Still others say the whole concept is overblown.

"Digital Pearl Harbor is just a funding term, a way to get money for military and cybersecurity budgets," says John Robb, a former Air Force pilot who served in Special Operations Forces and is author of "Brave New War" about new modes of warfare. "It has no real relevance because we still live in a world dominated by nuclear weapons."

There are also those who say the cyber threat is quite real, but they don't much like the “cyber Pearl Harbor” term.

"When people started talking about a cyber Pearl Harbor, the general rule is to wildly overestimate the ability of hackers to turn America into a Stone Age economy," says James Lewis, a cybersecurity expert with the Center for Strategic and International Studies in Washington. "It's hard to think of any scenario in which you could kill a lot of people in a cyberattack. So that part of the analogy doesn't make sense."

But the other part of the analogy – the sneaky part – does make sense, he says.

"It's not hard to imagine a surprise cyberattack for which we are unprepared, which I think is why some people continue to use the phrase," he says. "With Pearl Harbor, there was plenty of warning it was coming – and military commanders didn't do much. If we were in a tense situation with China today, it might make the analogy more credible. They might try to launch a surprise cyberattack."

Even so, he says, it "would be nice if the phrase went away, but it seems to be stuck."

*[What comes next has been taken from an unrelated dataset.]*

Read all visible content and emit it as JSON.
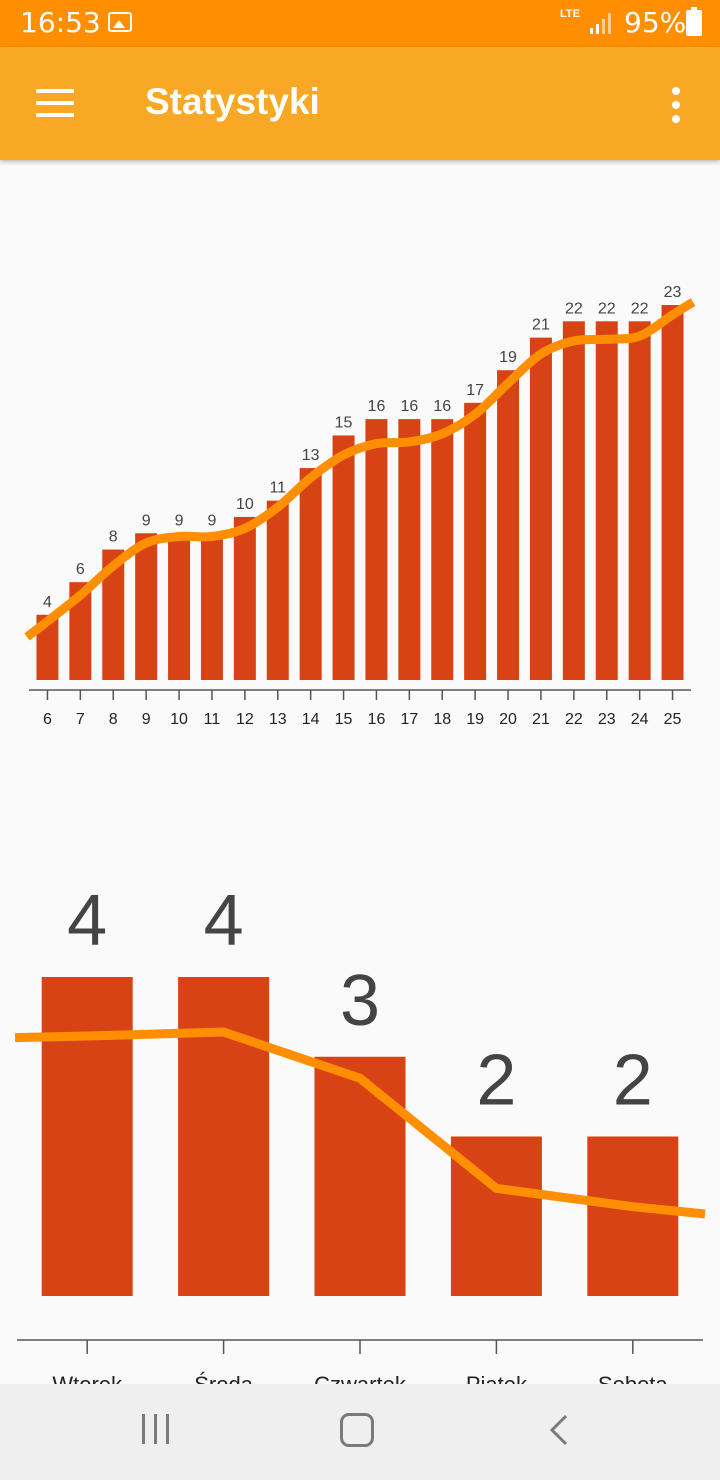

A few years ago, a cybersecurity group that Mr. Lewis meets with held a contest with a free pizza dinner for anyone who could think of a better term. "Digital Dunkirk" and a few other alternatives were offered, but none won much support.

"If some nation takes down the US power grid, that will certainly disrupt Americans' lives, but it might also galvanize action – which would be the same strategic blunder made by the Japanese," Lewis says. "I don't know. Maybe we'll have to revive the [naming] contest."